Eversharp
- Formerly: Keeran & Co. (1914) Wahl-Eversharp
- Type: Private
- Industry: Writing implements
- Founded: 1913
- Founder: Charles Rood Keeran
- Defunct: 1957; 69 years ago
- Fate: Company acquired by Wahl in 1916, becoming "Wahl-Eversharp", then merged to Parker in 1957
- Headquarters: Chicago, United States
- Products: Mechanical pencils; Fountain pens; ;

= Eversharp =

American mechanical pencil and pen company (1913–1957)

Eversharp is an American brand of writing implements founded by Charles Rood Keeran in 1913 and marketed by Keeran & Co., based in Chicago. Keeran commercialized Eversharp mechanical pencils (manufactured by two companies, Heath and Wahl), then expanding to fountain pens when the company was acquired by the Wahl Adding Machine Co. in 1916 and it was named "Wahl-Eversharp". The company continued until 1957 when it was acquired by Parker Pen, which continued to use the Eversharp brand for a time.

Keeran is considered a pioneer maker of mechanical pencils, as the inventor of the first successful one.

== History ==
Charles Rood Keeran, a native of Bloomington, Illinois, had worked for the Bloomington Pickle Co. in his 20s. Around 1911 he partnered with J.F. Funk to manufacture White Crown Mason jar lids, though his attention soon turned to mechanical pencils. Keeran's earliest patent on a pencil dates to October 10, 1913. He was granted US patent 1,130,741 on March 9, 1915. The first production of Eversharp pencils was made in New Jersey by the "Heath Corporation", a prominent provider of high quality metalwork to the writing equipment industry. These pencils were test-marketed over the holiday season of 1913 at Wanamaker's in New York City. Keeran returned to Bloomington sometime in 1914 and established "Keeran & Co.", selling Heath-manufactured pencils. Those pencils had a .046 in lead, which became the industry standard for thin mechanical pencil lead (although today the most popular sizes are 0.5 mm and 0.7 mm).

"On my way home on the train I had time to study it carefully... the thing that impressed me about it was the crudeness of the device ... I realized that the public was willing to pay from $3.50 to $5 for a good fountain pen and I could see no reason why they wouldn't pay as much for a fine pencil."
— Keeran about a pencil he purchased during a visit to Chicago in 1913.

In October 1915, Keeran relocated operations in Chicago, then signed a contract with the "Wahl Adding Machine Company" of Chicago to manufacture Eversharp-branded pencils. In mid-November 1915 Wahl took control of Eversharp in exchange for a capital infusion of $20,000. At the end of 1916, Eversharp was wholly absorbed by Wahl through an exchange of stock. Keeran retained a small stake in the combined firm and held the position of sales manager, but by the end of 1917 Keeran had been squeezed out of the company.

The Eversharp pencil was a huge success. By 1921 over 12 million had been sold. It allowed Wahl to become one of the leading manufacturers of pencils and eventually pens.
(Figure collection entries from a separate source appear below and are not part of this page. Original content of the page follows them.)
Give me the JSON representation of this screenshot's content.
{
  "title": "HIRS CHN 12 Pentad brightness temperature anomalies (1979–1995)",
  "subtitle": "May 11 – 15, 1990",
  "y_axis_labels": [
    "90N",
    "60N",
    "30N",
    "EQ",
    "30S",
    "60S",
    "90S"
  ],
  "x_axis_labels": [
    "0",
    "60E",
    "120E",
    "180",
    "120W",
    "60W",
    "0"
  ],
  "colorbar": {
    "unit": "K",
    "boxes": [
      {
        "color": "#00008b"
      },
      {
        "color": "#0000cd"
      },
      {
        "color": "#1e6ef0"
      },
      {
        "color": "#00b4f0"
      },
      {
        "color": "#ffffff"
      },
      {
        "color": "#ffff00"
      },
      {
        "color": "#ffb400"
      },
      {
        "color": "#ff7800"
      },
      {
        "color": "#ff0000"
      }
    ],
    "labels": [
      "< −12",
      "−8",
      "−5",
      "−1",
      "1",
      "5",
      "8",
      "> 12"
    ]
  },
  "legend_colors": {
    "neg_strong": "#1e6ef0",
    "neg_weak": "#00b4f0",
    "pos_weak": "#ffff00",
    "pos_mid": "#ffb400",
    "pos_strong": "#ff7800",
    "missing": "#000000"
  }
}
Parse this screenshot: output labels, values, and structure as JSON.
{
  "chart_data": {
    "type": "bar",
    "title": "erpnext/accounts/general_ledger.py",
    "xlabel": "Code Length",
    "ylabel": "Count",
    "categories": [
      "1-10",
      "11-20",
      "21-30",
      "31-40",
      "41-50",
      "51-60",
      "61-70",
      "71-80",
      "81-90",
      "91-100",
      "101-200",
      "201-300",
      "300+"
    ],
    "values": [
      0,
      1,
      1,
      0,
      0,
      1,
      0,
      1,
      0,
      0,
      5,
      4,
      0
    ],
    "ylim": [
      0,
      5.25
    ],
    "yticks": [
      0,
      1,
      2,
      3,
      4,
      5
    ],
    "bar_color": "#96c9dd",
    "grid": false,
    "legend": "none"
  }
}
Wahl's entry into the fountain pen business in 1917 was also facilitated by Charles Keeran, through purchase of the Boston Fountain Pen Company. Initially the "Wahl" brand name was used for pens and the "Eversharp" brand name for pencils, until at the end of the 1920s, the company renamed itself "Wahl-Eversharp", and all products, were branded accordingly.
In 1941 the company renamed itself to "Eversharp".
It remained a major player throughout the 1940s, but a series of missteps in its attempts to enter the then-new field of ballpoint pens hurt the company badly. In 1957 the Parker Pen Company acquired Eversharp. The Eversharp brand name continued to be used for a few years, but the production of Eversharp pens and pencils was stopped.
Until 1999 the "Eversharp" brand name was still used for accessories such as refills, not only for legacy "Eversharp" products, but also suitable for products by many other companies.

Beginning in 2004, Syd Saperstein in the United States and Emmanuel Caltagirone in Italy attempted to revive the "Wahl-Eversharp" brand, working independently at first, then joining efforts. In 2012, they secured abandonments of the original "Wahl" and "Eversharp" trademarks and filed new trademarks for a new venture, reviving the brand name as the "Wahl-Eversharp Company", a wholly owned subsidiary of Pensbury Manor LLC, an Arizona corporation.

Today the company produces modern fountain pens based on original patented designs of Wahl and Eversharp.

== Patents ==
- New and useful Improvements in Lead-Pencils and #1151016, and #1153115

== Bibliography ==
- The pencil: a history of design and circumstance, by Henry Petroski, Knopf, 1992. ISBN 0-679-73415-5, pp 265–270.